No deja de ser curioso ver
con qué facilidad se simplifican los problemas: si la humanidad,
«que conoce los graves problemas a los que se enfrenta», no
consigue reaccionar... la causa está, según Havel, en la
desaparición de un sentido trascendente de la vida, en la pérdida
de certezas metafísicas, o, dicho más claramente, en el racionalismo
científico. Pero, ¿cómo puede atribuirse a una concepción
científica la responsabilidad de pensar sólo «en los
límites de lo que hay en su campo inmediato de visión»

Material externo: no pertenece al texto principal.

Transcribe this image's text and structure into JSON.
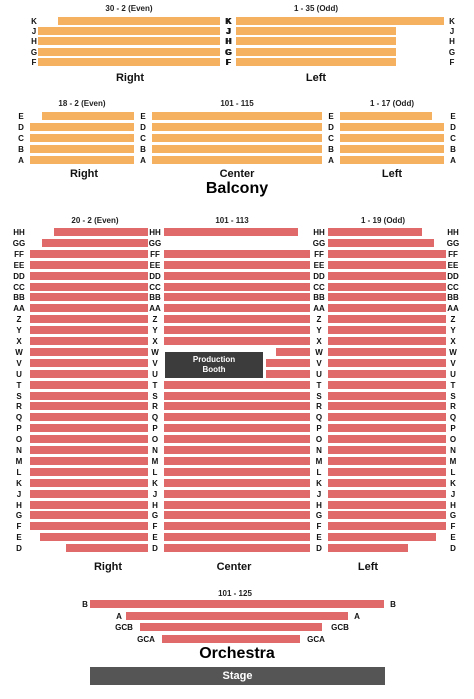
{
  "colors": {
    "balcony": "#f5b060",
    "orchestra": "#e06a6a",
    "booth": "#3c3c3c",
    "stage": "#555555"
  },
  "balcony_upper": {
    "right": {
      "header": "30 - 2 (Even)",
      "caption": "Right",
      "rows": [
        "K",
        "J",
        "H",
        "G",
        "F"
      ]
    },
    "left": {
      "header": "1 - 35 (Odd)",
      "caption": "Left",
      "rows": [
        "K",
        "J",
        "H",
        "G",
        "F"
      ]
    }
  },
  "balcony_lower": {
    "right": {
      "header": "18 - 2 (Even)",
      "caption": "Right",
      "rows": [
        "E",
        "D",
        "C",
        "B",
        "A"
      ]
    },
    "center": {
      "header": "101 - 115",
      "caption": "Center",
      "rows": [
        "E",
        "D",
        "C",
        "B",
        "A"
      ]
    },
    "left": {
      "header": "1 - 17 (Odd)",
      "caption": "Left",
      "rows": [
        "E",
        "D",
        "C",
        "B",
        "A"
      ]
    },
    "title": "Balcony"
  },
  "orchestra": {
    "right": {
      "header": "20 - 2 (Even)",
      "caption": "Right"
    },
    "center": {
      "header": "101 - 113",
      "caption": "Center"
    },
    "left": {
      "header": "1 - 19 (Odd)",
      "caption": "Left"
    },
    "rows": [
      "HH",
      "GG",
      "FF",
      "EE",
      "DD",
      "CC",
      "BB",
      "AA",
      "Z",
      "Y",
      "X",
      "W",
      "V",
      "U",
      "T",
      "S",
      "R",
      "Q",
      "P",
      "O",
      "N",
      "M",
      "L",
      "K",
      "J",
      "H",
      "G",
      "F",
      "E",
      "D"
    ],
    "booth_label": "Production Booth"
  },
  "front": {
    "header": "101 - 125",
    "rows": [
      "B",
      "A",
      "GCB",
      "GCA"
    ],
    "title": "Orchestra"
  },
  "stage_label": "Stage"
}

y de ignorar «al mundo como un todo y su futuro»? Estas suposiciones
revelan, en primer lugar, una tergiversación bastante notable de
lo que ha sido el desarrollo del pensamiento científico, de sus
contribuciones —con la oposición, muy a menudo, de quienes poseían
las certezas metafísicas— a visiones más globales de la realidad
«como un todo». Que sepamos, han sido científicos quienes
han derribado las barreras que las certezas metafísicas establecían
entre, p.e., el hombre y el resto de los animales, o entre la Tierra y
el resto del Universo; han sido científicos quienes han ampliado
nuestro campo de visión, asomándonos al pasado de la humanidad,
de la Tierra y del Universo; son científicos quienes estudian los
problemas a los que se enfrenta hoy la humanidad, advierten de los riesgos
y ponen a punto soluciones. Por supuesto, no sólo los científicos,
ni todos los científicos. Y sabemos también que son científicos
quienes han construido bombas atómicas o los compuestos que están
destruyendo la capa de ozono. Pero no puede deformarse la realidad hasta
el punto de atribuir a la ciencia un punto de vista limitado a «lo
que hay en su campo inmediato de visión».
Por otra parte, no parece
que las certezas metafísicas ni el sentido trascendente de la vida
garanticen una mayor responsabilidad ante la humanidad. Baste señalar
la actitud adoptada, desde dichas certezas, frente a lo que muchos señalan
como el problema más grave con el que se enfrenta hoy la humanidad:
la explosión demográfica. Sin embargo, no debemos incurrir
en otra simplificación abusiva y maniquea: la verdad es que la humanidad
tan sólo ha comenzado muy recientemente a conocer los graves problemas
a los que se enfrenta y que muchos de nosotros —cabe temer que la mayoría—
no somos conscientes de las consecuencias de nuestros comportamientos depredadores;
tendemos a minimizarlos, a pensar que «todo continuará como
siempre». Pero la Tierra no ha tenido siempre más de cinco
mil millones de personas: en los últimos cincuenta años han
nacido más seres humanos que en toda la historia de la humanidad,
y el planeta ha dejado de ser inmenso, de recursos prácticamente
ilimitados. Nos corresponde a todos buscar soluciones y adoptar las decisiones
oportunas antes de que sea demasiado tarde, sin enzarzarnos en estériles
enfrentamientos sobre si la falta de responsabilidad ante la humanidad
tiene su origen en las concepciones científicas o en las certezas
metafísicas. En ello, pensamos, la educación tiene una especial
responsabilidad, por lo que, en síntesis, habría que contribuir
a:
· formar ciudadanos
conscientes de los problemas que plantean unas transformaciones científico/tecnológicas
ciertamente complejas y de perspectivas inciertas, que exigen decisiones
colectivas fundamentadas, y
· orientar la actividad
personal y colectiva hacia una perspectiva global, sostenible, que respete
y potencie la riqueza que representa tanto la diversidad biológica
como la cultural y favorezca su disfrute.
(*) por Daniel Gil
Pérez
Dpto. de las Cs. Experimentales
y Sociales. Universidad de Valencia (España).